Even if his public image suffered a bit from his expression
of faith, it did not damage the number of offers for product
endorsement that flooded into Jobe Enterprises, Inc. Often
Dewayne was on the phone in the locker room discussing the
particulars of deals with Rosella. Most advertisers were able
to accommodate the demands of his schedule and shoot a
commercial with a crew in Houston. But there was that rare
trip to Los Angeles or New York, and Rosella had him in and
out of a location within thirty-six hours. He never missed a
practice and his health never suffered under such a demanding schedule, nor did his bank accounts.
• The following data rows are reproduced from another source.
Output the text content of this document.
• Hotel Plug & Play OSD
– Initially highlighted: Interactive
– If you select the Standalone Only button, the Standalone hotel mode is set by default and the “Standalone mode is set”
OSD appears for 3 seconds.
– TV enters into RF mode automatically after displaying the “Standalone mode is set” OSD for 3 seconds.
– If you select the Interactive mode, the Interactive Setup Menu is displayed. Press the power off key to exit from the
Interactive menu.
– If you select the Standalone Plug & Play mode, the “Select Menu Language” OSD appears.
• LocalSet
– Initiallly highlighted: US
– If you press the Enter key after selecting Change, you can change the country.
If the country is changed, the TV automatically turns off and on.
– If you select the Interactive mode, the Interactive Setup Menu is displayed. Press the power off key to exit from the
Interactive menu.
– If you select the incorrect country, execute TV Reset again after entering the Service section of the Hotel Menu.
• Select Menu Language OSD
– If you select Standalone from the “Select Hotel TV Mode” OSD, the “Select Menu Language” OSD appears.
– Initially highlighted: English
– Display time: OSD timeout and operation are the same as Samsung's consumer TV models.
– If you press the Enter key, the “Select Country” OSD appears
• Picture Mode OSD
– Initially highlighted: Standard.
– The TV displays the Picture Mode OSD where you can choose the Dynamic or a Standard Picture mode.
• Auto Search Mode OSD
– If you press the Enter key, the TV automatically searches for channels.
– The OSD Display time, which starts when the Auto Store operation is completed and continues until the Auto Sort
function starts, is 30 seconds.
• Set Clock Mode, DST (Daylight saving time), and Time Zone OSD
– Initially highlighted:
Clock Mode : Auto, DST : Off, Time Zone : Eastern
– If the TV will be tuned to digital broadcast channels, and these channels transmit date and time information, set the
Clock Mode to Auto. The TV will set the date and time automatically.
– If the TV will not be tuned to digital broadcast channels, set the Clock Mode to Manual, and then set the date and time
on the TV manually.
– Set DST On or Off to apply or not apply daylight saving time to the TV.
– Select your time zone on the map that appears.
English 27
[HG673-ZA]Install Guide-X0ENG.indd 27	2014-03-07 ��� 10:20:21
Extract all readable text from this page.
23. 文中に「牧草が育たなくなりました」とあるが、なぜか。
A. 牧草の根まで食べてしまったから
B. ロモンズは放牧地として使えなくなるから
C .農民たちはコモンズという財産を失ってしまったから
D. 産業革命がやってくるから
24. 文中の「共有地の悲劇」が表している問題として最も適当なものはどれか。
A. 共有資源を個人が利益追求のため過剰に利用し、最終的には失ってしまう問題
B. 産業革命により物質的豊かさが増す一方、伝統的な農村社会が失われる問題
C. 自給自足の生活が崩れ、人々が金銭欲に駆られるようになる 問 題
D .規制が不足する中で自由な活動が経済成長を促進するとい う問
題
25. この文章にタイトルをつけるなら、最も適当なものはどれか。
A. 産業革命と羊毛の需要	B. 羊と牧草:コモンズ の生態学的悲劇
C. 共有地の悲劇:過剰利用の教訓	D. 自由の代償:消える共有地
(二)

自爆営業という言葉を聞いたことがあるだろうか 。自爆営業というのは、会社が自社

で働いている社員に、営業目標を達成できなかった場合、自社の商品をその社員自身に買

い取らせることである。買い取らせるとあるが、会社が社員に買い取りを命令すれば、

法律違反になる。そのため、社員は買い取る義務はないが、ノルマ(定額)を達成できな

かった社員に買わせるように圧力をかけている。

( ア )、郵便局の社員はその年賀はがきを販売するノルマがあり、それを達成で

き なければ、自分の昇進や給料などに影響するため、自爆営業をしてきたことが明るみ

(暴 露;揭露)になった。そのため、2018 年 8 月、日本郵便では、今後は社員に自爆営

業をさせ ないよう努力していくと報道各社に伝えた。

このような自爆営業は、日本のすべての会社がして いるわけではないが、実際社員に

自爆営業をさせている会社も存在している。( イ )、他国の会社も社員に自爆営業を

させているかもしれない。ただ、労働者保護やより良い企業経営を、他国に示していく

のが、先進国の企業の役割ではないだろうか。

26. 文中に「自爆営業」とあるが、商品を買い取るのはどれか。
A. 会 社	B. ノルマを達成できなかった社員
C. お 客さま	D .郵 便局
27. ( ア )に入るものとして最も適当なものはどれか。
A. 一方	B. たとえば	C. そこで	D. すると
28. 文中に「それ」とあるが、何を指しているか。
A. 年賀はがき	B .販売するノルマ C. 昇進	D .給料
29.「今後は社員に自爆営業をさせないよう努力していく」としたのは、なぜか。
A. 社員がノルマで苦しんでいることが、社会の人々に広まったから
By midseason, what
he had made in endorsements and investments was ten times
what the Stars had paid in a signing bonus.

What did suffer was the level of respect and goodwill Dewayne had gained with his teammates early in the season. His
"Bull Durham, Ah Shucks, Glory to God" public oratory was
beginning to wear thin on many players, and it did not help
that his fame and business deals were increasing week by week.
Dewayne was oblivious of the general resentment until none
other than Colby pointed it out to him.

After a second straight loss, which put their record at ten
and four-not bad enough to jeopardize their play-off chances,
but not conducive to building strong momentum going into those last two games-Colby strode through the locker room
and went over to Dewayne, sitting on the bench in front of his
locker heedless to the volume level on his phone as he debated
the price of a national car rental company endorsement with
Rosella. Colby got within inches of his face and glared at Dewayne until he told Rosella he needed to call her back.

"You and me;" Colby said. "We're going for a drive"

Dewayne thought it would be a good idea to have some oneon-one with Colby away from football. They pulled out of the
stadium parking lot in Colby's SL500 Mercedes convertible
and headed toward downtown Houston. The drive was befitting Colby's reputation as a linebacker, weaving through traffic
at NASCAR speed, and Dewayne was glad he buckled in the
second he shut the door. When they pulled into the parking
lot of the End Zone Bar & Grill, Colby spoke to him for the
first time since leaving the stadium.

"No need for you to take a knee thing once you walk through
that door" Colby pointed to the sign. "It ain't the same kind of
end zone"

It was, however, the only smart investment Colby had made
with his Stars money. He was the majority owner of the eatery,
and his reputation brought in a large and loyal clientele of those
who identified with Colby's personality or were just wannabe
bad boys. Everyone spoke to Colby, none to Dewayne, as they
followed the hostess sashaying her way through the tables in
her too-tight, too-short skirt to Colby's back corner table where
he could observe and be observed. Two ice-cold beers and platters of Colby's favorite appetizers appeared on the table almost
as soon as he and Dewayne had taken their seats. Dewayne requested the waiter trade out his beer for a cranberry juice,
and it was gone as quickly as it had appeared.

"I'm gonna make this quick and painless," Colby said before
guzzling a third of his beer. "The locker room is tired of hearing
you go on about God and your endorsement deals. You got
a life outside the locker room ... ;" he waved to the universe,
"... keep it there"

"Are you a spokesman for one, or do you speak for others?"
Dewayne asked and nodded his head in thanks to the waiter
who had brought him his cranberry juice.

"I speak for me, but I know my team. I know what they're
thinking when they listen to your God crap during interviews
or you haggling about what endorsement you're going to do
this week. Am I making this easy enough for you to understand?"

Dewayne was in a public place, and worse, it was not a neutral place. It was Colby's territory, and it was well marked, so
any outward display of the turmoil flaring inside his gut would
not have been the correct path to follow. He wanted to smash
Colby's face into the spinach dip appetizer, but thought that
was not a suitable turn-the-other-cheek response to this plotted entrapment and verbal abuse.